Generated on the server itself via /var/lib/graylog-sidecar/generated/64219d0478419f473d47d2b1/filebeat.yml:

# Needed for Graylog
fields_under_root: true
fields.collector_node_id: <redacted>
fields.gl2_source_collector: <redacted>
fields.source: <redacted>
fields.config_tag: graylog-server

filebeat.inputs:

- input_type: log
  paths:
    - /var/log/path/log.log
  multiline.type: pattern
  multiline.pattern: '^\d{4}-\d{2}-\d{2}T\d{2}:\d{2}:\d{2}\.\d{3}'
  multiline.negate: true
  multiline.match: after
  type: log

- type: filestream
  id: bts
  paths:
    - /home/user/path/log.log
  parsers:
    - multiline:
        type: pattern
        pattern: '^\['
        negate: true
        match: after

output.logstash:
   hosts: ["<ip addr>:5044"]

path:
  data: /var/lib/graylog-sidecar/collectors/filebeat/data
  logs: /var/lib/graylog-sidecar/collectors/filebeat/log

Thank you for the comprehensive answer

1 Like

so… what I achieved until now:

  • The problem with the api was a missing http_publish_uri entry in the /etc/graylog/server/server.conf .After fixing that, the api was reachable by token without asking for passwords.
  • I managed to write a pipline for ansible results.
    ansible-log → rsyslog → filebeats → graylog
    it was a bit tricky to bring it run.
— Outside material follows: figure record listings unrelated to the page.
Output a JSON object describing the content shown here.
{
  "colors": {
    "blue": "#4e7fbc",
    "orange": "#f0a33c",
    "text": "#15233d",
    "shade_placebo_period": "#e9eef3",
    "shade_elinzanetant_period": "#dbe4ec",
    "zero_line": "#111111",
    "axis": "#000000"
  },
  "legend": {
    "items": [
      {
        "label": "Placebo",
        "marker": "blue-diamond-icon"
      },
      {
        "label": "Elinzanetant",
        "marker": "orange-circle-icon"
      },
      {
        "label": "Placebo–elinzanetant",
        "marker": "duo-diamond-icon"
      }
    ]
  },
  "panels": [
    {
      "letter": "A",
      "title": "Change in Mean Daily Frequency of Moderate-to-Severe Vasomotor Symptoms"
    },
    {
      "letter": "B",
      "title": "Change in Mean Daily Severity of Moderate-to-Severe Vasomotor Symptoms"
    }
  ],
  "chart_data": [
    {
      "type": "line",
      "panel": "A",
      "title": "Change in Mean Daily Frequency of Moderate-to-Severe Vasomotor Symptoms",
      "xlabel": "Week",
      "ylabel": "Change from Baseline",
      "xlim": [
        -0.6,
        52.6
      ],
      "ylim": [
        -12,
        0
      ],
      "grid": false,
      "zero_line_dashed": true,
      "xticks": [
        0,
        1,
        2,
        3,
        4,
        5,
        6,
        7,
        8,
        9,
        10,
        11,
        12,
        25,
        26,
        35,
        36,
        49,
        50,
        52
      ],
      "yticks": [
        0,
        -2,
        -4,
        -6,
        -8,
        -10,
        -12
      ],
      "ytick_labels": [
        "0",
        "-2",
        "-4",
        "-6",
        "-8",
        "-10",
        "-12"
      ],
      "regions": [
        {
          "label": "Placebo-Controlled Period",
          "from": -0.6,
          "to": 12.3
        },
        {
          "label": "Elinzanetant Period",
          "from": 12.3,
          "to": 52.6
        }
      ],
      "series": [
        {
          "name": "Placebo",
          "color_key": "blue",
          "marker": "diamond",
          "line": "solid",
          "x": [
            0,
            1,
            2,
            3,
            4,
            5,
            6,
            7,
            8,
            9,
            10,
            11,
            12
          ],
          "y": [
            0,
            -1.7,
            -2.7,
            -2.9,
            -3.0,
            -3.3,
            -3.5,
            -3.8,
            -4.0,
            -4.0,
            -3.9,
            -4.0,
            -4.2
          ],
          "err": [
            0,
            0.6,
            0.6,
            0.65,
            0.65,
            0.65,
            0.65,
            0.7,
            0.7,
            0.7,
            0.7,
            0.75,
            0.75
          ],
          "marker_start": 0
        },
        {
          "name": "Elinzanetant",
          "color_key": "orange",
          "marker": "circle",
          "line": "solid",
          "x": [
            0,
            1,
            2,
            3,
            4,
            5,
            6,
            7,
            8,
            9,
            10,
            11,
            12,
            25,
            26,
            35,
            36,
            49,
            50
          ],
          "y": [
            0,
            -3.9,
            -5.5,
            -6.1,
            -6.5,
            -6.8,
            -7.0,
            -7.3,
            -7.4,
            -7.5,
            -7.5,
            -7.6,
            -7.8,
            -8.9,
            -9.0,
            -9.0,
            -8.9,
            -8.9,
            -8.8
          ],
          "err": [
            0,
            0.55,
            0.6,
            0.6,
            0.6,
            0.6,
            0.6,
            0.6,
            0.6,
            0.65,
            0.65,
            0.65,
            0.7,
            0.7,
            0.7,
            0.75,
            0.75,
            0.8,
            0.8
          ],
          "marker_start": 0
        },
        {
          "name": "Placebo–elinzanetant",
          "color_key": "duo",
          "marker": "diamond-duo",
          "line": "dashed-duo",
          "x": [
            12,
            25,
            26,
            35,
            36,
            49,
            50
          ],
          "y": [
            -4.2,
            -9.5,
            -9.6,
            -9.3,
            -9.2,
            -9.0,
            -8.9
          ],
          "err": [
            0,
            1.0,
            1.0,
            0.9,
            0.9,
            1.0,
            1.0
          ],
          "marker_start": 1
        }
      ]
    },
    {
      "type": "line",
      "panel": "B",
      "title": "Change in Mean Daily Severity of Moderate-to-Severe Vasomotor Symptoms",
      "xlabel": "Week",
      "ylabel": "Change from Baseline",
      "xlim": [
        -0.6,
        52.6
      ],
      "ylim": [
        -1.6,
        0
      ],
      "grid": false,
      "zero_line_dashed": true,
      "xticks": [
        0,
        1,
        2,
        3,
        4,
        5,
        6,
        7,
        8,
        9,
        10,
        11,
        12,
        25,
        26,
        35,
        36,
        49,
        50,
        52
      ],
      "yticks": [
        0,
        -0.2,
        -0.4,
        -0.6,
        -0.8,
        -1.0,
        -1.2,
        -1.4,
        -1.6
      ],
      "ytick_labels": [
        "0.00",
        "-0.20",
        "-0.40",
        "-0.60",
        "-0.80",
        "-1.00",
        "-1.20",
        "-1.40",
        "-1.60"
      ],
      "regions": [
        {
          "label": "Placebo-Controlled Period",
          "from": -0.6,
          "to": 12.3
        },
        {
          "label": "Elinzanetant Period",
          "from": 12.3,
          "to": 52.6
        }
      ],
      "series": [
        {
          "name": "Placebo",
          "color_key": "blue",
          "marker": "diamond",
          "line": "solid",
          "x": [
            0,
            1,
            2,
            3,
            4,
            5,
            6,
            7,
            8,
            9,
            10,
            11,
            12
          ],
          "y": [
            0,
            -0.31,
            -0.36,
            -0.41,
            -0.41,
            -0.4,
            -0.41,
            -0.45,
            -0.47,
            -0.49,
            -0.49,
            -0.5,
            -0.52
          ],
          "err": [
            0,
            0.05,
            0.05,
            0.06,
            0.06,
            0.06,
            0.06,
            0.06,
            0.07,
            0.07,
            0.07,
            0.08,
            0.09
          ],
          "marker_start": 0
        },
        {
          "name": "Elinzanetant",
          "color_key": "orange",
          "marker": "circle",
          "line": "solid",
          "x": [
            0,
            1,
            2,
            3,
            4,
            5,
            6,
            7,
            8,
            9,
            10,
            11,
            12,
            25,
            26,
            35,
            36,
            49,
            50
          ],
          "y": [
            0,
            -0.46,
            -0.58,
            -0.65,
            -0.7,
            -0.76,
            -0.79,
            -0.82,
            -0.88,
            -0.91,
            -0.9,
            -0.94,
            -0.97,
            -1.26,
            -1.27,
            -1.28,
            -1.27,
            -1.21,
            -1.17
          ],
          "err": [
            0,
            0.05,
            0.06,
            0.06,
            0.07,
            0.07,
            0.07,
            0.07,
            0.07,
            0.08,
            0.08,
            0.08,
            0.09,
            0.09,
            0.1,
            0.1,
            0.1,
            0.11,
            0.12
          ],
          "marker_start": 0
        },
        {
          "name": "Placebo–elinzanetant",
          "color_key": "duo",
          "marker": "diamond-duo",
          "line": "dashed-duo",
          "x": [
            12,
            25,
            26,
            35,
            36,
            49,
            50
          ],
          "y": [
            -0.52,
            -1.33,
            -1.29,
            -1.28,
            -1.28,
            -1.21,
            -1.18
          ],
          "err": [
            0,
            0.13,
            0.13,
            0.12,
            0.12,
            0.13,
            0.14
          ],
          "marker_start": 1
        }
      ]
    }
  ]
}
I had to change that piplines are processed before stream rules in the menu “System/Configurations” → " Message Processors"
    find below the grok based pipline rule
  • I created a small library of api commands which are saving my graylog configurations in json formate into a git repo

As of now my evaluation looks good. :slight_smile:

rule
“ansible_extract_summary_fields”
when
contains(to_string($message.message),“ansible_bootstrap”) or
contains(to_string($message.message),“ansible_log”)
then
let ansible_summary = grok(
pattern: “%{SYSLOGTIMESTAMP:timestamp} %{DATA:host.hostname} %{DATA:ansible.tag}(\s.*\|)? %{DATA:ansible.hostname}\s+: ok=%{INT:ansible.result.ok}\s+changed=%{INT:ansible.result.changed}\s+unreachable=%{INT:ansible.result.unreachable}\s+failed=%{INT:ansible.result.failed}\s+rescued=%{INT:ansible.result.rescued}\s+ignored=%{INT:ansible.result.ignored}”,
value: to_string($message.message)
);

set_fields(ansible_summary);

route_to_stream(
    name: "ansible",
    remove_from_default: true
);

end

1 Like

This topic was automatically closed 14 days after the last reply. New replies are no longer allowed.